Le gouvernement de la République du Tchad a acté son départ de la Cour pénale internationale (CPI) en notifiant officiellement son retrait du Statut de Rome. Cette décision historique, prise le 27 juillet 2026, reflète une critique accrue envers le fonctionnement de l’institution internationale.

Une critique fondée sur des chiffres accablants

Dans un communiqué détaillé, le ministère des Affaires étrangères tchadien justifie ce retrait par le « déséquilibre persistant » de la CPI. Les autorités pointent un bilan mitigé depuis 2002, année de la mise en œuvre du Statut de Rome. Selon les dernières données disponibles, la Cour a ouvert 13 enquêtes, dont 9 ciblent des pays africains, contre seulement 4 dans d’autres régions du monde.

Parmi les sept personnes actuellement détenues par la CPI, six font l’objet de poursuites liées à des situations africaines. Ces statistiques, jugées représentatives, renforcent l’idée d’une « justice à deux vitesses », où le continent africain serait surreprésenté dans les procédures judiciaires.

Une justice africaine pour remplacer la CPI ?

Face à ce constat, le Tchad plaide pour le renforcement des mécanismes judiciaires africains. L’objectif affiché est de construire une justice continentale plus transparente et crédible, respectueuse de la souveraineté des États. Les autorités tchadiennes estiment que les juridictions nationales et régionales disposent désormais des moyens nécessaires pour lutter efficacement contre l’impunité.

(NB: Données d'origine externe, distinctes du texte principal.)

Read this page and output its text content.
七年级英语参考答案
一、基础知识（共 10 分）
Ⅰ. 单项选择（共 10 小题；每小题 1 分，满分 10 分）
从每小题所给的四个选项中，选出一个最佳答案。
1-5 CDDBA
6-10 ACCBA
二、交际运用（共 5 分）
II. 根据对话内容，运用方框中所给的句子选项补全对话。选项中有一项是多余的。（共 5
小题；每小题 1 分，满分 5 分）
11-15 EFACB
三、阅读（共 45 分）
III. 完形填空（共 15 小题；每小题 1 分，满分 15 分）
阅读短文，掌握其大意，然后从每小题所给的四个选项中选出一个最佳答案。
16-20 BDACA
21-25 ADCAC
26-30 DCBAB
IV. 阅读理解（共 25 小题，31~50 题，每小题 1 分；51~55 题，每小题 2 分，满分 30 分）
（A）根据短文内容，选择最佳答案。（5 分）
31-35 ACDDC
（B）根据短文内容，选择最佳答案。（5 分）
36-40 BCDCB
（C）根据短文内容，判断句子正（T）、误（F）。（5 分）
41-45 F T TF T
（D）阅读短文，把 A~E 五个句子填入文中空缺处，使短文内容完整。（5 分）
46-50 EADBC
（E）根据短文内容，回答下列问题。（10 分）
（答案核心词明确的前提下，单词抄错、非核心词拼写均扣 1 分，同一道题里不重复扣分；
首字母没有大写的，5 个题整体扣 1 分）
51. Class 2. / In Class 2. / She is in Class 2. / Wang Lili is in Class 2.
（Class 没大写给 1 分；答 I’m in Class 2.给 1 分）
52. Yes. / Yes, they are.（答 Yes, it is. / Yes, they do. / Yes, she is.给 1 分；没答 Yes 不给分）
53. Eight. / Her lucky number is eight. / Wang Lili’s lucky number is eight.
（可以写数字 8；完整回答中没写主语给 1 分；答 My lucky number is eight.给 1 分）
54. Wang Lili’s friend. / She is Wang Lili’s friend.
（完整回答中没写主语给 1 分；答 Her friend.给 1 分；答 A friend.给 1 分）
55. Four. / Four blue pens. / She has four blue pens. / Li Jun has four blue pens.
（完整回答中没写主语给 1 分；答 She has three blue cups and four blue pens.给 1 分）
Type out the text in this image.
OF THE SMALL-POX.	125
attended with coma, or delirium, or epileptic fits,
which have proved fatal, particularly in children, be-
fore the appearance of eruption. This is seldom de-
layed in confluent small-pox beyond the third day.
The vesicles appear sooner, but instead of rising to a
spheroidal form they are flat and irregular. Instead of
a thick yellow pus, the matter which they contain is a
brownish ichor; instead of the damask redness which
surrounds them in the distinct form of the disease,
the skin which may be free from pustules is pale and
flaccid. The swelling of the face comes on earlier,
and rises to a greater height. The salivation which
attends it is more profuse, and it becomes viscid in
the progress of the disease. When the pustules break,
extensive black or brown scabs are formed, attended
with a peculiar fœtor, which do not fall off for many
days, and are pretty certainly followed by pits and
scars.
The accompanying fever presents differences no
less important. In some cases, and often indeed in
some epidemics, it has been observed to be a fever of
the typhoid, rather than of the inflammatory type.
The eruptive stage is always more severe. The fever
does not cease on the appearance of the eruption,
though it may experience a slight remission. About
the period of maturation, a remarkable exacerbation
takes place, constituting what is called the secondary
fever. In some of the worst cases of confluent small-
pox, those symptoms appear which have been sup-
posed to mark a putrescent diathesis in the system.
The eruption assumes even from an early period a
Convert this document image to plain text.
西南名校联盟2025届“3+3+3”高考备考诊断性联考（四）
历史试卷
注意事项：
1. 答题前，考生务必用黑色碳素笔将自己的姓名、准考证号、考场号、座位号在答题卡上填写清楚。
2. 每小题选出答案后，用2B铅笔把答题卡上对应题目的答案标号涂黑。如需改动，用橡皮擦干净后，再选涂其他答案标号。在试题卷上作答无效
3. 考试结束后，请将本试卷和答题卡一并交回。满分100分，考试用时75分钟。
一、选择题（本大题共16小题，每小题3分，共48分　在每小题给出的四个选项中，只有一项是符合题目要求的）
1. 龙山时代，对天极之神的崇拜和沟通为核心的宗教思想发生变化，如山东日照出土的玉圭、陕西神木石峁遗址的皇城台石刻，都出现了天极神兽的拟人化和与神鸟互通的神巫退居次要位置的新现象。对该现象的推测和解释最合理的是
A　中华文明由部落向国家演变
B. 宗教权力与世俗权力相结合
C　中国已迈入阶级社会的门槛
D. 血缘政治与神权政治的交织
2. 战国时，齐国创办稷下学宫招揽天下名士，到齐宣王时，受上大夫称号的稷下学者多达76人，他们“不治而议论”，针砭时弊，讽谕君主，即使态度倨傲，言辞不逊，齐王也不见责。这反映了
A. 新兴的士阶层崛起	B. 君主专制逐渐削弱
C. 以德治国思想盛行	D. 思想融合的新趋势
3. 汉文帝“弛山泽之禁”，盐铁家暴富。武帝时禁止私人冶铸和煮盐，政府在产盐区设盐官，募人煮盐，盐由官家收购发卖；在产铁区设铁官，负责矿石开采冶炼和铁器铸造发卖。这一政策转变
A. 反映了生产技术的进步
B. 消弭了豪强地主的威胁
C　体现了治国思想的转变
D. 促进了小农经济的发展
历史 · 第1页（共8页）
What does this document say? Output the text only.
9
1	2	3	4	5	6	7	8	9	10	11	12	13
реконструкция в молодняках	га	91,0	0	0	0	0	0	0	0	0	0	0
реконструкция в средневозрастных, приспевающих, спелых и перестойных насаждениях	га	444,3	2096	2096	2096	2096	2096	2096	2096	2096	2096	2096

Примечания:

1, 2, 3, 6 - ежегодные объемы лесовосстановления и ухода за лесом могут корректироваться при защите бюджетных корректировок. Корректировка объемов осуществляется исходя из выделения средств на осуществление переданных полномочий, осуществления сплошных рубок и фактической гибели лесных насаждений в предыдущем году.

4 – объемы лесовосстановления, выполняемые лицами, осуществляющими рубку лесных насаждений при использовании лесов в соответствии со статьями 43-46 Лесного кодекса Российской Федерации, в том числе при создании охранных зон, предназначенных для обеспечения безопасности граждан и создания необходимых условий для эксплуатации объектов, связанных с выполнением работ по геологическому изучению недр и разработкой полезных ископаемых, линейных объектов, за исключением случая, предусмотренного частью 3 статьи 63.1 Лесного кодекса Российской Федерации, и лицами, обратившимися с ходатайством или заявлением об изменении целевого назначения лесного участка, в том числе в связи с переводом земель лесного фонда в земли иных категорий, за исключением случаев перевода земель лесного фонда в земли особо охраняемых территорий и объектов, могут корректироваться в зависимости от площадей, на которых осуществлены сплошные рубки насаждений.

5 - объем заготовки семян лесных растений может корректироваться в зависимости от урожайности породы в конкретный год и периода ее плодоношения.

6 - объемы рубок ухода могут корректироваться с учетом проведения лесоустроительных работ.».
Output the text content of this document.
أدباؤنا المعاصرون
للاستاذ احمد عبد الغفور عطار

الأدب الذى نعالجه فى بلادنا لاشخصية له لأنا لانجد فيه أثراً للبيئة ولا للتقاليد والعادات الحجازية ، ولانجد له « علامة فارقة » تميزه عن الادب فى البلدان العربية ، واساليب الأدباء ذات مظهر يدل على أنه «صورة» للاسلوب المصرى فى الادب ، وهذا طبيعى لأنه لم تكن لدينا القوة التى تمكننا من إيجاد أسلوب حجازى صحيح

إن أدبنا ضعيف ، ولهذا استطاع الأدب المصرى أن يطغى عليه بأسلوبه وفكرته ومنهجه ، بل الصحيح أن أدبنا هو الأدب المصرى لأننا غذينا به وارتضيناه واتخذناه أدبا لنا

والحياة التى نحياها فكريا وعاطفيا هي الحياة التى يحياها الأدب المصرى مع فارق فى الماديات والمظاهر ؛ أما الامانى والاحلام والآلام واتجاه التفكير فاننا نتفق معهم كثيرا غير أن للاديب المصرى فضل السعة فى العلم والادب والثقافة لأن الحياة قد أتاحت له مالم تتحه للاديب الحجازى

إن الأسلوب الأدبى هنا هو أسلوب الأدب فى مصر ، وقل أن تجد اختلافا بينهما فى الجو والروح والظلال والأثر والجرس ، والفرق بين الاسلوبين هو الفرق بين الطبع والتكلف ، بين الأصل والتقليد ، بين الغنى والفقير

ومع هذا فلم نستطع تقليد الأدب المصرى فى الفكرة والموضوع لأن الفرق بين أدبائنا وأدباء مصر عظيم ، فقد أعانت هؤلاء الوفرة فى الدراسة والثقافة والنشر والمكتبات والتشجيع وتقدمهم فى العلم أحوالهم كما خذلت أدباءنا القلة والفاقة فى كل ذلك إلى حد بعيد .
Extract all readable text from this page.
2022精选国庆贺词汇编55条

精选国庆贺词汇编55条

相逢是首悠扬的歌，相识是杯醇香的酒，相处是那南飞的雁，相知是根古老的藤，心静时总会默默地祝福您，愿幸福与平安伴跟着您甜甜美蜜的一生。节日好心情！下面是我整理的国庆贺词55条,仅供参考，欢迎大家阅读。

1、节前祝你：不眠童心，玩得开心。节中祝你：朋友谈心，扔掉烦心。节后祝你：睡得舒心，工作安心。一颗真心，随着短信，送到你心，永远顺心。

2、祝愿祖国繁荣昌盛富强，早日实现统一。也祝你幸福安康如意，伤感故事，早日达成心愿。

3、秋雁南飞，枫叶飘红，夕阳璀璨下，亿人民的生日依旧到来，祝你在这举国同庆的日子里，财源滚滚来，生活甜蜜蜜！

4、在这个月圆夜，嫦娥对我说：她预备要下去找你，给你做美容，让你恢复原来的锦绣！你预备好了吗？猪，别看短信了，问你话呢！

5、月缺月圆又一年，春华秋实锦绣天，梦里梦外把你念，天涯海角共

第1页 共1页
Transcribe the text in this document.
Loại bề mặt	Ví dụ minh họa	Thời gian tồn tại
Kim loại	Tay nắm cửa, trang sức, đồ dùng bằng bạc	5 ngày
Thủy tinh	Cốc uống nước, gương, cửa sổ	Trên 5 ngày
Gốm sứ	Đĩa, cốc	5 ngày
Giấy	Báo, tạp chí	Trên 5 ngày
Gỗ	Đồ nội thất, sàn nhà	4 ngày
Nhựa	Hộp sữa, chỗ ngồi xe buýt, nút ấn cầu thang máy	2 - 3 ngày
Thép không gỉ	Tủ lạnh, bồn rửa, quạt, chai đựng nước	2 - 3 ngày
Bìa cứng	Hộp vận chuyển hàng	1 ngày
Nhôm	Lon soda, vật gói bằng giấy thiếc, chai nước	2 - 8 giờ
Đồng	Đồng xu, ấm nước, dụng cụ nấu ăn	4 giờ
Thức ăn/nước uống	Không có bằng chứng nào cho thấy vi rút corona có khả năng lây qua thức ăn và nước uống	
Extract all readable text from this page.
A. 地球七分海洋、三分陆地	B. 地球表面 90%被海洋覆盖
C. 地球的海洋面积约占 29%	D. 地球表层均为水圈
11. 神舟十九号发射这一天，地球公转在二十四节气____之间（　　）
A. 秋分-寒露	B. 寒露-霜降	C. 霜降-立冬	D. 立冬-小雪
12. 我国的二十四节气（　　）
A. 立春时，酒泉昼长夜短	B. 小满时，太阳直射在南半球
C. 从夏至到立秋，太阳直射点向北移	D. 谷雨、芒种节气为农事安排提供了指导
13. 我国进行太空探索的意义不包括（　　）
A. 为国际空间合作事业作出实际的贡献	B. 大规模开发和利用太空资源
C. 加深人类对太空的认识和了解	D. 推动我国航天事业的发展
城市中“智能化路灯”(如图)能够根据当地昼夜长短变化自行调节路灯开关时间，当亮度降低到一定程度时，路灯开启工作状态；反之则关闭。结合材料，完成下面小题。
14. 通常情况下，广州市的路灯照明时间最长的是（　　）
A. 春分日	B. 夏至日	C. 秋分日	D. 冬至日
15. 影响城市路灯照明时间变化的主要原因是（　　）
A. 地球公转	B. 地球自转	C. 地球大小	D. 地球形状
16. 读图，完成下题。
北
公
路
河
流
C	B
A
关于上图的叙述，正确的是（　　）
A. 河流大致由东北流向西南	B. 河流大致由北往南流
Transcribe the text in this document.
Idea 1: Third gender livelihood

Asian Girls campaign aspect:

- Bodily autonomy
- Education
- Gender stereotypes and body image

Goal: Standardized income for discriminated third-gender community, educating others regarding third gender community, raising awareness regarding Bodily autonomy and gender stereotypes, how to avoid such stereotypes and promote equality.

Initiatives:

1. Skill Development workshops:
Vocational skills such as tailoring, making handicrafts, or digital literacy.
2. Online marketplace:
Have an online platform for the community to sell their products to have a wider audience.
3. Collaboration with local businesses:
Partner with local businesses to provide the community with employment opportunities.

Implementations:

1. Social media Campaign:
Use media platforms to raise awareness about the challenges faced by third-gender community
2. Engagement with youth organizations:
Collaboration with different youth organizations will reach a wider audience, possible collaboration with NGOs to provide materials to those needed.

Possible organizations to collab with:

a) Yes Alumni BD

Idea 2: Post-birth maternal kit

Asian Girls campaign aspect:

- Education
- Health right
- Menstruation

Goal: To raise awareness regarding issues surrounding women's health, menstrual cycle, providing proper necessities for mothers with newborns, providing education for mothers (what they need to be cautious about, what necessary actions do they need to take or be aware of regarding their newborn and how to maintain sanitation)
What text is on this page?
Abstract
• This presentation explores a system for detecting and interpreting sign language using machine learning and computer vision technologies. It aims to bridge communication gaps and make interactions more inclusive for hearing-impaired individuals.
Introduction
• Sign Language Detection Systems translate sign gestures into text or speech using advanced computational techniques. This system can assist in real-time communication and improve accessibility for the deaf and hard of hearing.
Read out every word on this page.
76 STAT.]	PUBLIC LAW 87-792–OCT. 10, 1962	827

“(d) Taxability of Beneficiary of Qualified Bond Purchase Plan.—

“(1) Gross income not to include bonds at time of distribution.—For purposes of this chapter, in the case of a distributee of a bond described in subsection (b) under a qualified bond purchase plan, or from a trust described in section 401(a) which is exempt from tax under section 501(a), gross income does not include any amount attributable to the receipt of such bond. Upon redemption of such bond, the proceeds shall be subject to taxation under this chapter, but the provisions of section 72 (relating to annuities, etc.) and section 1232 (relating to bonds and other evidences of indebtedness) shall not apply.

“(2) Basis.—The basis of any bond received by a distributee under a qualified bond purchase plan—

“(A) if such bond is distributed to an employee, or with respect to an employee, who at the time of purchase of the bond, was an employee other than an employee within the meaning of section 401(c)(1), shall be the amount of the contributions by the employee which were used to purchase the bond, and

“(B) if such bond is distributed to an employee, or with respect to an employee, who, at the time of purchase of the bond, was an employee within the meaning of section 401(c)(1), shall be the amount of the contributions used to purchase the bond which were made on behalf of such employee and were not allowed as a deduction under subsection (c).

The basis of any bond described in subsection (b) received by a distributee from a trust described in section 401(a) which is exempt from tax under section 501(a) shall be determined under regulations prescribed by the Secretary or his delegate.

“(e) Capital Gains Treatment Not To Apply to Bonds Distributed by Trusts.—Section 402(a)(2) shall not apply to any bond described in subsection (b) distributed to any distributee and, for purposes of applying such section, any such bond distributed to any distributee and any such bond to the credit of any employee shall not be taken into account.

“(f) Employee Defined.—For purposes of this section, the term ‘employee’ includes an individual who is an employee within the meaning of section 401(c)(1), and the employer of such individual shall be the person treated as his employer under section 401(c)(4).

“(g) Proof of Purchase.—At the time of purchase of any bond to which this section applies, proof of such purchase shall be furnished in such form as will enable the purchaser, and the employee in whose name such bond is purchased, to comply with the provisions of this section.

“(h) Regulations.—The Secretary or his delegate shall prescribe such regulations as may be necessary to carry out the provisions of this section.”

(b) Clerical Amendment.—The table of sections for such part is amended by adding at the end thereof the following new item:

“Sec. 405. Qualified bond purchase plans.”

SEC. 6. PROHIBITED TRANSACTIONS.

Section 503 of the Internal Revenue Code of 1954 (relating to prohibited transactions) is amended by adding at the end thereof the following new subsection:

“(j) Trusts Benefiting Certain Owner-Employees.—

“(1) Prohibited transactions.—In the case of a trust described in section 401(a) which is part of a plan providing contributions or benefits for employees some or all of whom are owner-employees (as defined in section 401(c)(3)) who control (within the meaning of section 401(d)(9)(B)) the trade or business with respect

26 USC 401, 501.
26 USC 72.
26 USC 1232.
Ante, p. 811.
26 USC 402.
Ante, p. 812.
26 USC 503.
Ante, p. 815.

Cette position s’inscrit dans une volonté de promouvoir une approche africaine des crimes internationaux, en s’appuyant sur des institutions locales plutôt que sur des instances extérieures. Le gouvernement tchadien réaffirme par ailleurs son engagement indéfectible dans la lutte contre les crimes les plus graves, mais insiste sur la nécessité d’une justice équitable et non sélective.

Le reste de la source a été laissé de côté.